I walked into the presence of Keji’s mum, Keji, Lizzy, Mrs. Ogunmola, and a pastor. I could tell that he was a pastor from his collar and the bible he held to his chest. Keji was crying and her mother was encouraging her.
“Good evening ma” I greeted her mother then Mrs. Ogunmola. I gestured at the pastor and Lizzy before moving close to Keji.
“Good evening Kunle” Her mum and Mrs. Ogunmola responded at intervals.
“The doctor said I will never have my own child and might not be able to walk again. Kunle.” Keji said to me as tears and mucor confluence on her lips.
“Iro l’esu n pa – the devil is a liar,” her mother rejected her proclamation.
“I have a covenant with God that I will carry my grandchild and my God is not a man that he will fail.” Her faith was strong. Reality struck me on the chin and left my jaw ajar; her declaration reminded me that Keji was her only child. She didn’t stop there. She said to me,
“Kunle, I need the both of you to be strong. You will have your own child. I won’t stop praying but your faith also needs to be strong,”
“Yes my children,” Mrs. Ogunmola added her bit. Their assumptions about Keji and I scared me. Keji’s mum continued,
“The man of God was praying in the male ward when we arrived.” He pointed at the pastor. “I have invited him here to pray with us.”
“Let us join our hands as we pray” the pastor requested. The man of God prayed and when he was done, Keji showed appreciation,
“Thank you sir but there’s one more thing.”
“What is that my child?” The pastor replied.

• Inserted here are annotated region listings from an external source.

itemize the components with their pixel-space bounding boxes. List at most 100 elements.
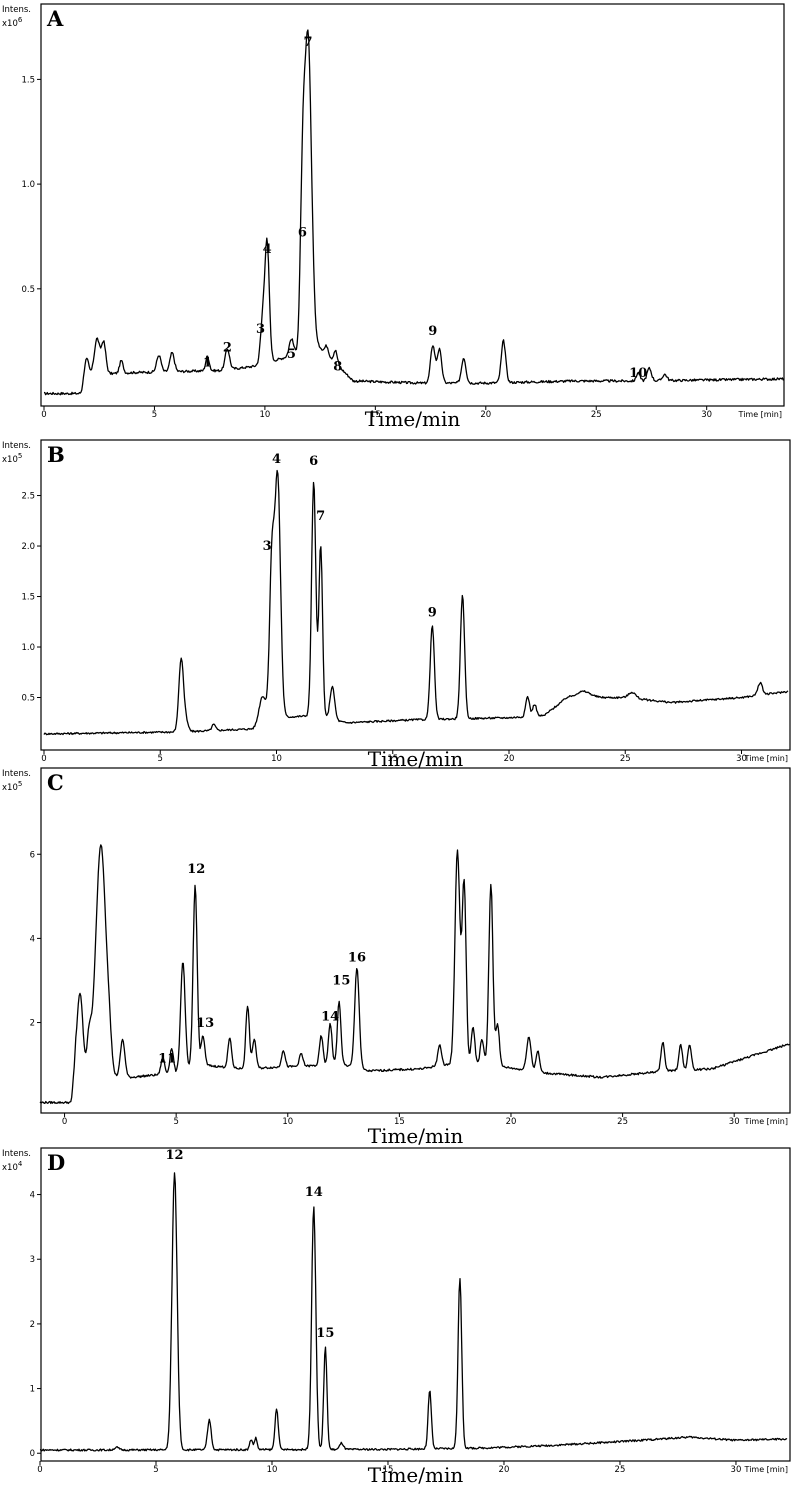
peak-label: 11	[158, 1052, 176, 1067]
y-axis-label: Intens.	[2, 441, 31, 451]
x-tick-label: 15	[370, 410, 381, 420]
x-tick-label: 20	[504, 754, 515, 764]
x-axis-title: Time/min	[365, 407, 461, 431]
chromatogram-trace	[39, 1172, 788, 1452]
y-tick-label: 2.5	[21, 492, 35, 502]
chromatogram-trace	[43, 469, 789, 736]
x-tick-label: 25	[620, 754, 631, 764]
panel-C: Intens.x105 C 2 4 6 0 5 10 15 20 25 30 Time [min] Tim…	[2, 767, 791, 1148]
chromatogram-trace	[43, 29, 785, 396]
peak-label: 9	[428, 324, 437, 339]
peak-label: 1	[203, 355, 212, 370]
x-axis-title: Time/min	[368, 1463, 464, 1486]
y-tick-label: 6	[30, 850, 35, 860]
panel-letter: D	[47, 1150, 65, 1175]
x-tick-label: 5	[173, 1117, 178, 1127]
y-tick-label: 2	[30, 1320, 35, 1330]
y-axis-exponent: x105	[2, 452, 22, 465]
plot-frame	[40, 439, 791, 751]
peak-label: 8	[333, 359, 342, 374]
y-tick-label: 1.5	[21, 593, 35, 603]
x-axis-title: Time/min	[368, 1124, 464, 1148]
peak-label: 12	[166, 1148, 184, 1163]
plot-frame	[40, 767, 791, 1114]
y-tick-label: 1	[30, 1385, 35, 1395]
x-tick-label: 30	[731, 1465, 742, 1475]
x-tick-label: 20	[506, 1117, 517, 1127]
x-tick-label: 15	[387, 754, 398, 764]
x-tick-label: 15	[383, 1465, 394, 1475]
y-tick-label: 0	[30, 1449, 35, 1459]
peak-label: 12	[187, 862, 205, 877]
x-unit-label: Time [min]	[744, 754, 788, 763]
y-axis-exponent: x106	[2, 16, 23, 29]
panel-letter: C	[47, 770, 64, 795]
x-tick-label: 30	[736, 754, 747, 764]
peak-label: 7	[303, 35, 312, 50]
peak-label: 14	[305, 1185, 323, 1200]
peak-label: 7	[316, 509, 325, 524]
x-tick-label: 30	[701, 410, 712, 420]
y-tick-label: 1.0	[21, 180, 35, 190]
x-unit-label: Time [min]	[744, 1465, 788, 1474]
x-tick-label: 20	[480, 410, 491, 420]
peak-label: 2	[223, 341, 232, 356]
x-tick-label: 5	[152, 410, 157, 420]
y-axis-label: Intens.	[2, 1149, 31, 1159]
y-axis-label: Intens.	[2, 769, 31, 779]
y-tick-label: 2.0	[21, 542, 35, 552]
y-axis-exponent: x105	[2, 780, 22, 793]
peak-label: 3	[256, 322, 265, 337]
panel-B: Intens.x105 B0.51.01.52.02.50 5 10 15 20 25 30T…	[2, 439, 791, 771]
peak-label: 4	[272, 452, 281, 467]
y-tick-label: 1.5	[21, 75, 35, 85]
peak-label: 5	[287, 347, 296, 362]
peak-label: 6	[309, 454, 318, 469]
peak-label: 10	[629, 366, 647, 381]
y-tick-label: 4	[30, 934, 35, 944]
x-axis-title: Time/min	[368, 747, 464, 771]
peak-label: 13	[196, 1016, 214, 1031]
panel-letter: B	[47, 442, 65, 467]
peak-label: 9	[428, 606, 437, 621]
panel-A: Intens.x106 A0.51.01.50 5 10 15 20 25 30 Time [m…	[2, 3, 785, 431]
x-tick-label: 10	[259, 410, 270, 420]
x-tick-label: 0	[62, 1117, 67, 1127]
x-tick-label: 5	[153, 1465, 158, 1475]
chromatogram-trace	[39, 844, 791, 1105]
x-unit-label: Time [min]	[738, 410, 782, 419]
x-tick-label: 10	[267, 1465, 278, 1475]
x-tick-label: 5	[158, 754, 163, 764]
x-tick-label: 15	[394, 1117, 405, 1127]
y-axis-exponent: x104	[2, 1160, 23, 1173]
y-tick-label: 4	[30, 1191, 35, 1201]
peak-label: 4	[263, 242, 272, 257]
plot-frame	[40, 1147, 791, 1462]
x-tick-label: 25	[591, 410, 602, 420]
peak-label: 6	[298, 225, 307, 240]
x-tick-label: 0	[41, 410, 46, 420]
y-tick-label: 0.5	[21, 694, 35, 704]
x-tick-label: 30	[729, 1117, 740, 1127]
plot-frame	[40, 3, 785, 407]
y-tick-label: 3	[30, 1255, 35, 1265]
y-tick-label: 2	[30, 1019, 35, 1029]
x-tick-label: 0	[37, 1465, 42, 1475]
peak-label: 15	[332, 974, 350, 989]
x-tick-label: 25	[615, 1465, 626, 1475]
peak-label: 16	[348, 951, 366, 966]
x-tick-label: 20	[499, 1465, 510, 1475]
x-tick-label: 0	[41, 754, 46, 764]
peak-label: 3	[263, 539, 272, 554]
x-tick-label: 25	[617, 1117, 628, 1127]
peak-label: 14	[321, 1009, 339, 1024]
x-tick-label: 10	[282, 1117, 293, 1127]
y-tick-label: 0.5	[21, 285, 35, 295]
panel-letter: A	[46, 6, 64, 31]
peak-label: 15	[316, 1326, 334, 1341]
y-tick-label: 1.0	[21, 643, 35, 653]
x-tick-label: 10	[271, 754, 282, 764]
y-axis-label: Intens.	[2, 5, 31, 15]
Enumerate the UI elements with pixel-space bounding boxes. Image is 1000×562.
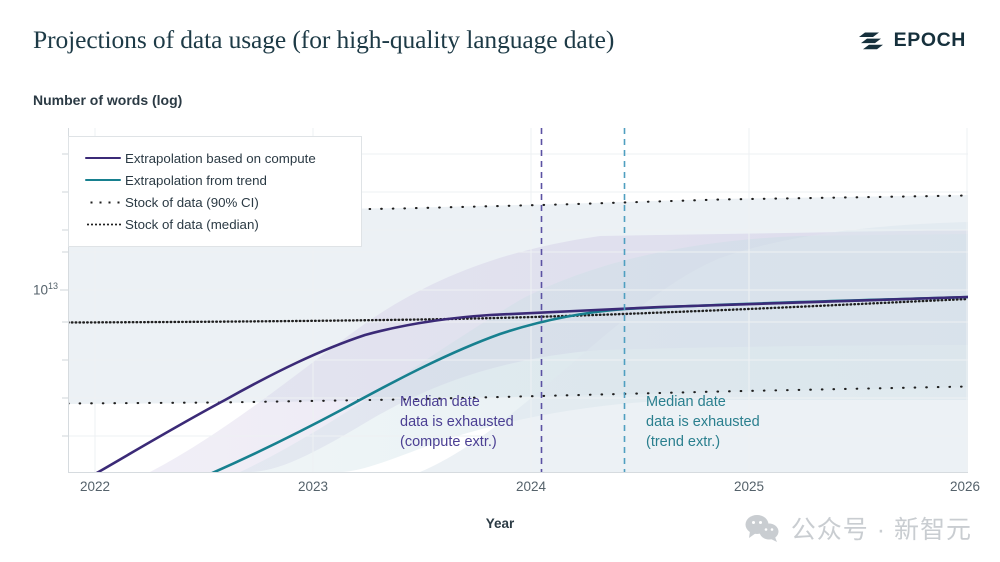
legend-label-stock-median: Stock of data (median) xyxy=(125,216,259,232)
epoch-slashes-logo-icon xyxy=(858,32,883,49)
stock-ci-lower-line xyxy=(68,385,968,405)
legend-label-compute: Extrapolation based on compute xyxy=(125,150,316,166)
legend-swatch-compute-line-icon xyxy=(81,156,125,160)
annotation-median-date-trend: Median date data is exhausted (trend ext… xyxy=(646,394,760,450)
x-tick-label-2026: 2026 xyxy=(949,479,981,494)
stock-median-line xyxy=(68,297,968,324)
wechat-watermark: 公众号 · 新智元 xyxy=(745,510,972,546)
legend-swatch-dense-dots-icon xyxy=(81,222,125,226)
y-tick-exponent: 13 xyxy=(48,281,59,291)
x-axis-label: Year xyxy=(485,516,515,531)
right-fill-band xyxy=(420,222,968,472)
x-tick-label-2023: 2023 xyxy=(297,479,329,494)
y-axis-minor-ticks xyxy=(60,153,68,437)
compute-extrapolation-line xyxy=(95,295,968,472)
x-tick-label-2025: 2025 xyxy=(733,479,765,494)
epoch-brand: EPOCH xyxy=(858,29,966,52)
legend-label-trend: Extrapolation from trend xyxy=(125,172,267,188)
legend-swatch-trend-line-icon xyxy=(81,178,125,182)
legend-label-stock-ci: Stock of data (90% CI) xyxy=(125,194,259,210)
epoch-brand-name: EPOCH xyxy=(893,29,966,51)
legend-item-trend: Extrapolation from trend xyxy=(81,169,349,191)
wechat-bubble-icon xyxy=(745,515,779,542)
legend-swatch-sparse-dots-icon xyxy=(81,200,125,204)
x-tick-label-2022: 2022 xyxy=(79,479,111,494)
annotation-median-date-compute: Median date data is exhausted (compute e… xyxy=(400,394,514,450)
x-tick-label-2024: 2024 xyxy=(515,479,547,494)
y-tick-base: 10 xyxy=(33,282,49,298)
legend-item-stock-median: Stock of data (median) xyxy=(81,213,349,235)
legend-item-stock-ci: Stock of data (90% CI) xyxy=(81,191,349,213)
y-tick-label-1e13: 1013 xyxy=(33,281,58,298)
watermark-text: 公众号 · 新智元 xyxy=(790,516,972,544)
y-axis-label: Number of words (log) xyxy=(33,92,183,108)
page-title: Projections of data usage (for high-qual… xyxy=(33,25,615,54)
chart-legend: Extrapolation based on compute Extrapola… xyxy=(68,136,362,247)
legend-item-compute: Extrapolation based on compute xyxy=(81,147,349,169)
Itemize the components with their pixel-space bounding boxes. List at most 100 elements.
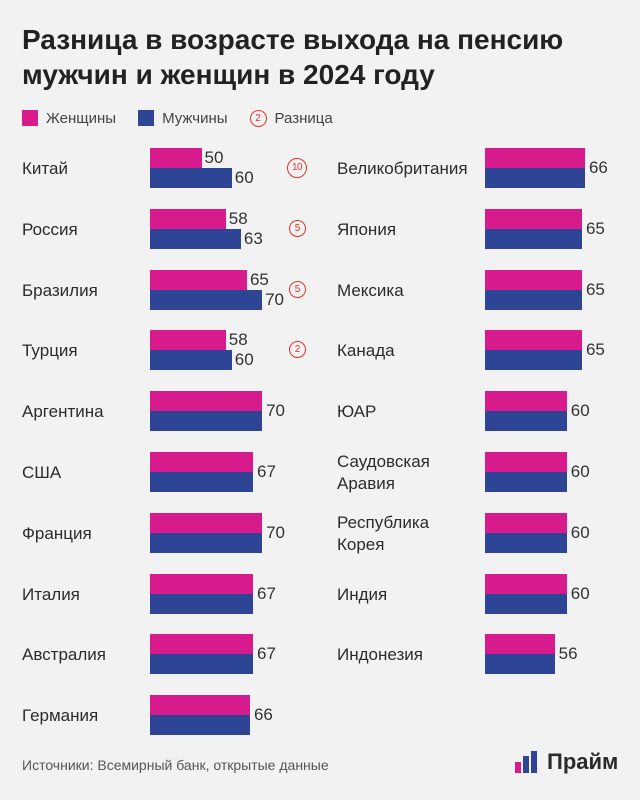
value-label: 60 — [570, 583, 590, 603]
bar-men — [150, 411, 263, 432]
legend-diff: 2 Разница — [249, 109, 333, 127]
legend-men: Мужчины — [138, 109, 228, 127]
value-label: 67 — [257, 644, 276, 664]
bar-women — [485, 452, 567, 472]
value-label: 60 — [570, 462, 590, 481]
bar-men — [485, 350, 582, 371]
bar-women — [485, 634, 555, 655]
logo-text: Прайм — [547, 749, 619, 774]
legend-women-label: Женщины — [46, 109, 117, 127]
bar-men — [485, 289, 582, 310]
chart-row: Индия 60 — [0, 573, 640, 616]
country-label: Великобритания — [337, 159, 468, 178]
bar-men — [485, 593, 567, 614]
country-label: Россия — [22, 219, 78, 239]
bar-men — [150, 715, 250, 736]
value-men: 60 — [234, 350, 254, 370]
chart-row: Аргентина 70 — [0, 391, 640, 433]
value-men: 70 — [265, 289, 285, 309]
country-label: Республика Корея — [337, 512, 430, 554]
difference-badge: 2 — [289, 341, 306, 359]
legend-women: Женщины — [22, 110, 116, 127]
chart-row: Италия 67 — [0, 573, 640, 616]
country-label: Япония — [337, 219, 397, 239]
bar-men — [150, 289, 263, 310]
prime-logo-icon — [515, 751, 537, 773]
legend-men-label: Мужчины — [162, 109, 228, 127]
chart-row: Индонезия 56 — [0, 634, 640, 676]
bar-women — [150, 573, 253, 594]
chart-row: Великобритания 66 — [0, 148, 640, 190]
bar-women — [485, 208, 582, 229]
bar-men — [485, 472, 567, 492]
source-note: Источники: Всемирный банк, открытые данн… — [22, 757, 329, 773]
bar-men — [150, 350, 232, 371]
bar-men — [150, 168, 232, 188]
difference-badge: 10 — [287, 158, 307, 178]
bar-men — [485, 411, 567, 432]
chart-row: Турция 58 60 2 — [0, 330, 640, 372]
country-label: Германия — [22, 706, 99, 726]
value-men: 63 — [243, 228, 263, 248]
bar-women — [485, 269, 582, 290]
bar-women — [150, 391, 263, 412]
bar-men — [485, 228, 582, 249]
legend-women-swatch — [22, 110, 38, 126]
country-label: Турция — [22, 341, 78, 361]
country-label: Китай — [22, 159, 68, 178]
legend-diff-label: Разница — [274, 109, 333, 127]
country-label: Саудовская Аравия — [337, 452, 430, 493]
country-label: Индонезия — [337, 645, 423, 665]
country-label: Франция — [22, 523, 92, 543]
chart-row: Австралия 67 — [0, 634, 640, 676]
value-label: 60 — [570, 522, 590, 542]
bar-women — [150, 634, 253, 655]
chart-row: Франция 70 — [0, 512, 640, 555]
country-label: Канада — [337, 341, 395, 361]
logo: Прайм — [515, 749, 618, 775]
legend: Женщины Мужчины 2 Разница — [22, 108, 355, 128]
chart-row: Канада 65 — [0, 330, 640, 372]
bar-women — [150, 512, 263, 533]
value-women: 58 — [228, 208, 248, 228]
country-label: США — [22, 463, 62, 482]
bar-women — [485, 391, 567, 412]
legend-men-swatch — [138, 110, 155, 126]
chart-row: Япония 65 — [0, 208, 640, 251]
difference-badge: 5 — [289, 280, 306, 298]
bar-women — [485, 512, 567, 533]
bar-men — [150, 228, 241, 249]
bar-women — [485, 573, 567, 594]
value-label: 65 — [585, 218, 605, 238]
bar-men — [150, 593, 253, 614]
bar-men — [150, 654, 253, 675]
chart-row: США 67 — [0, 452, 640, 494]
difference-badge: 5 — [289, 219, 306, 237]
chart-row: ЮАР 60 — [0, 391, 640, 433]
value-men: 60 — [234, 168, 254, 187]
bar-men — [150, 532, 263, 553]
chart-row: Германия 66 — [0, 695, 640, 737]
value-label: 70 — [266, 522, 286, 542]
value-label: 66 — [588, 158, 608, 177]
bar-women — [485, 330, 582, 351]
country-label: Италия — [22, 584, 80, 604]
chart-row: Россия 58 63 5 — [0, 208, 640, 251]
country-label: Индия — [337, 584, 388, 604]
bar-women — [150, 452, 253, 472]
chart-row: Саудовская Аравия 60 — [0, 452, 640, 494]
country-label: Австралия — [22, 645, 106, 665]
bar-women — [485, 148, 585, 168]
value-women: 58 — [228, 330, 248, 350]
value-label: 60 — [570, 401, 590, 421]
value-label: 65 — [585, 340, 605, 360]
country-label: Мексика — [337, 280, 404, 300]
chart-row: Бразилия 65 70 5 — [0, 269, 640, 312]
country-label: ЮАР — [337, 402, 377, 422]
value-label: 70 — [266, 401, 286, 421]
bar-women — [150, 695, 250, 716]
value-women: 50 — [204, 148, 224, 167]
value-label: 56 — [558, 644, 578, 664]
value-label: 67 — [257, 583, 276, 603]
chart-row: Мексика 65 — [0, 269, 640, 312]
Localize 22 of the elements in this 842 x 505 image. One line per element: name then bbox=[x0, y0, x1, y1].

“I want you to join Kunle and I in a holy matrimony before God and everyone present in this room right now.”
Everybody was surprised but I was shocked to my tongue I asked “What?”
“Didn’t you say you’ll do anything to make me happy?” She added, staring at me with the hope that I wouldn’t say no.
Everyone faced me for an answer I wasn’t willing to give. How can I tell her she was just my soul mate and nothing more?